Court. Dkt. 1. On June 26, 2023, Defendants filed a Motion to Dismiss for Failure to State a Claim, Dkt. 7, along with a Memorandum in Support, Dkt. 7-1. To date, Plaintiff has not responded to Defendants’ Motion. II. STANDARD OF REVIEW In order to survive a motion to dismiss brought under Federal Rule of Civil Procedure 12(b)(6), a complaint must set forth “a claim to relief that is plausible on its face.” Twombly, 550 U.S. at 570. A claim is facially plausible “when the plaintiff pleads factual content that allows the court to draw the reasonable inference that the defendant is liable for the misconduct alleged.” Iqbal, 556 U.S. at 678 (citing Twombly, 550 U.S. at 556); see also Goldfarb v.
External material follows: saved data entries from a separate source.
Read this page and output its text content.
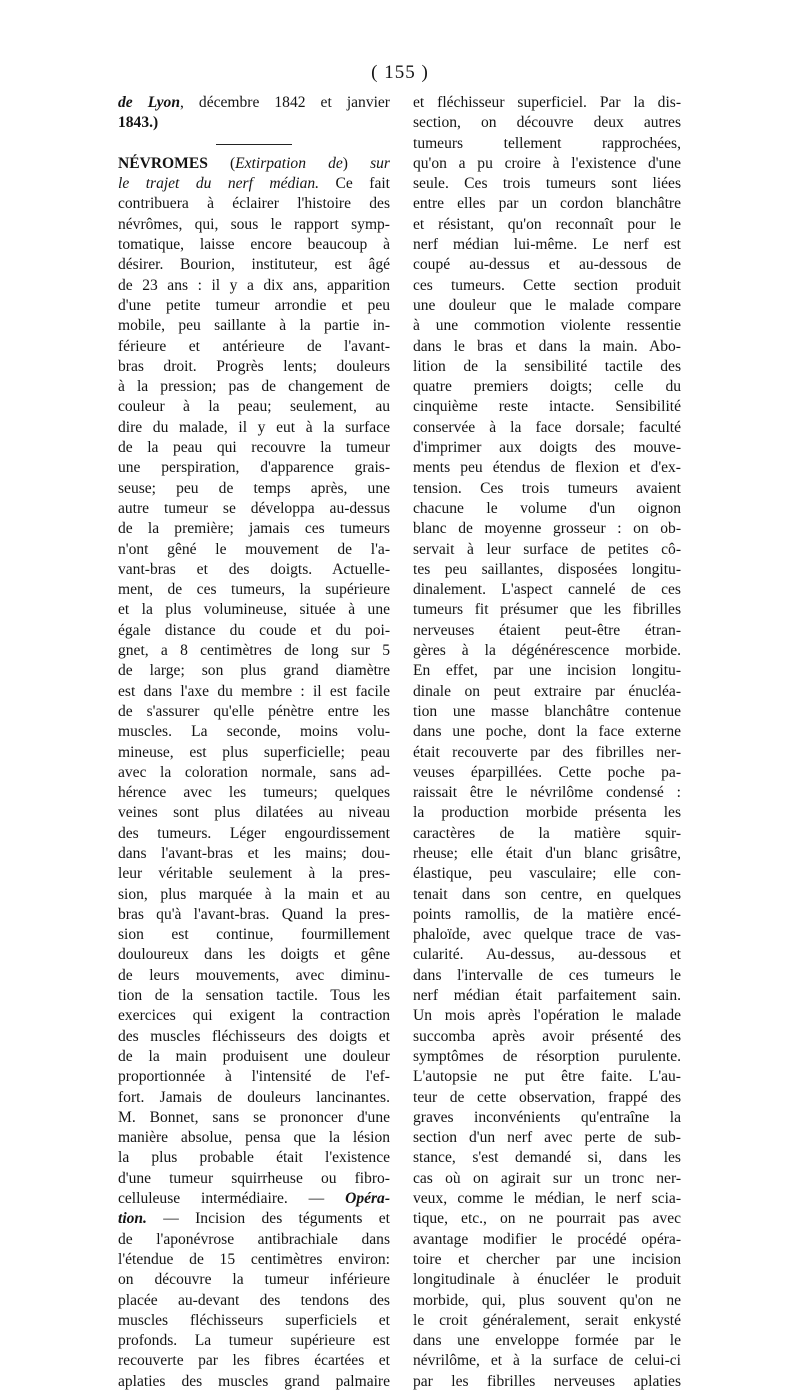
( 155 )
de Lyon, décembre 1842 et janvier
1843.)
NÉVROMES (Extirpation de) sur
le trajet du nerf médian. Ce fait
contribuera à éclairer l'histoire des
névrômes, qui, sous le rapport symp-
tomatique, laisse encore beaucoup à
désirer. Bourion, instituteur, est âgé
de 23 ans : il y a dix ans, apparition
d'une petite tumeur arrondie et peu
mobile, peu saillante à la partie in-
férieure et antérieure de l'avant-
bras droit. Progrès lents; douleurs
à la pression; pas de changement de
couleur à la peau; seulement, au
dire du malade, il y eut à la surface
de la peau qui recouvre la tumeur
une perspiration, d'apparence grais-
seuse; peu de temps après, une
autre tumeur se développa au-dessus
de la première; jamais ces tumeurs
n'ont gêné le mouvement de l'a-
vant-bras et des doigts. Actuelle-
ment, de ces tumeurs, la supérieure
et la plus volumineuse, située à une
égale distance du coude et du poi-
gnet, a 8 centimètres de long sur 5
de large; son plus grand diamètre
est dans l'axe du membre : il est facile
de s'assurer qu'elle pénètre entre les
muscles. La seconde, moins volu-
mineuse, est plus superficielle; peau
avec la coloration normale, sans ad-
hérence avec les tumeurs; quelques
veines sont plus dilatées au niveau
des tumeurs. Léger engourdissement
dans l'avant-bras et les mains; dou-
leur véritable seulement à la pres-
sion, plus marquée à la main et au
bras qu'à l'avant-bras. Quand la pres-
sion est continue, fourmillement
douloureux dans les doigts et gêne
de leurs mouvements, avec diminu-
tion de la sensation tactile. Tous les
exercices qui exigent la contraction
des muscles fléchisseurs des doigts et
de la main produisent une douleur
proportionnée à l'intensité de l'ef-
fort. Jamais de douleurs lancinantes.
M. Bonnet, sans se prononcer d'une
manière absolue, pensa que la lésion
la plus probable était l'existence
d'une tumeur squirrheuse ou fibro-
celluleuse intermédiaire. — Opéra-
tion. — Incision des téguments et
de l'aponévrose antibrachiale dans
l'étendue de 15 centimètres environ:
on découvre la tumeur inférieure
placée au-devant des tendons des
muscles fléchisseurs superficiels et
profonds. La tumeur supérieure est
recouverte par les fibres écartées et
aplaties des muscles grand palmaire
et fléchisseur superficiel. Par la dis-
section, on découvre deux autres
tumeurs tellement rapprochées,
qu'on a pu croire à l'existence d'une
seule. Ces trois tumeurs sont liées
entre elles par un cordon blanchâtre
et résistant, qu'on reconnaît pour le
nerf médian lui-même. Le nerf est
coupé au-dessus et au-dessous de
ces tumeurs. Cette section produit
une douleur que le malade compare
à une commotion violente ressentie
dans le bras et dans la main. Abo-
lition de la sensibilité tactile des
quatre premiers doigts; celle du
cinquième reste intacte. Sensibilité
conservée à la face dorsale; faculté
d'imprimer aux doigts des mouve-
ments peu étendus de flexion et d'ex-
tension. Ces trois tumeurs avaient
chacune le volume d'un oignon
blanc de moyenne grosseur : on ob-
servait à leur surface de petites cô-
tes peu saillantes, disposées longitu-
dinalement. L'aspect cannelé de ces
tumeurs fit présumer que les fibrilles
nerveuses étaient peut-être étran-
gères à la dégénérescence morbide.
En effet, par une incision longitu-
dinale on peut extraire par énucléa-
tion une masse blanchâtre contenue
dans une poche, dont la face externe
était recouverte par des fibrilles ner-
veuses éparpillées. Cette poche pa-
raissait être le névrilôme condensé :
la production morbide présenta les
caractères de la matière squir-
rheuse; elle était d'un blanc grisâtre,
élastique, peu vasculaire; elle con-
tenait dans son centre, en quelques
points ramollis, de la matière encé-
phaloïde, avec quelque trace de vas-
cularité. Au-dessus, au-dessous et
dans l'intervalle de ces tumeurs le
nerf médian était parfaitement sain.
Un mois après l'opération le malade
succomba après avoir présenté des
symptômes de résorption purulente.
L'autopsie ne put être faite. L'au-
teur de cette observation, frappé des
graves inconvénients qu'entraîne la
section d'un nerf avec perte de sub-
stance, s'est demandé si, dans les
cas où on agirait sur un tronc ner-
veux, comme le médian, le nerf scia-
tique, etc., on ne pourrait pas avec
avantage modifier le procédé opéra-
toire et chercher par une incision
longitudinale à énucléer le produit
morbide, qui, plus souvent qu'on ne
le croit généralement, serait enkysté
dans une enveloppe formée par le
névrilôme, et à la surface de celui-ci
par les fibrilles nerveuses aplaties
Mayor & City Council of Baltimore, 791 F.3d 500, 508 (4th Cir. 2015) (“[T]he reviewing court must determine whether the complaint alleges sufficient facts ‘to raise a right to relief above the speculative level.’” (quoting Twombly, 550 U.S. at 555)). In reviewing a Rule 12(b)(6) motion, the Court “must accept as true all of the factual

allegations contained in the complaint,” drawing “all reasonable inferences” in the plaintiff’s favor. E.I. du Pont de Nemours & Co. v. Kolon Indus., Inc., 637 F.3d 435, 440 (4th Cir. 2011) (citations omitted). However, “the [C]ourt ‘need not accept the [plaintiff’s] legal conclusions drawn from the facts,’ nor need it ‘accept as true unwarranted inferences, unreasonable conclusions, or arguments.’” Wahi v. Charleston Area Med. Ctr., Inc., 562 F.3d 599, 616 n.26 (4th Cir. 2009) (quoting Kloth v. Microsoft Corp., 444 F.3d 312, 319 (4th Cir. 2006)). “Labels, conclusions, recitation of a claim’s elements, and naked assertions devoid of further factual enhancement will not suffice to meet the Rule 8 pleading standard.” Nadendla v. WakeMed, 24 F.4th 299, 305 (4th Cir. 2022). “A plaintiff has failed to state a claim where the well-pleaded facts do not permit the court to infer more than the mere possibility of misconduct.” Whittman v.

Associa, Associations, Inc., No. 121CV00077RDATCB, 2022 WL 195498, at *4 (E.D. Va. Jan. 21, 2022) (citing Iqbal, 556 U.S. at 679), aff’d, No. 22-1186, 2022 WL 2914022 (4th Cir. July 25, 2022).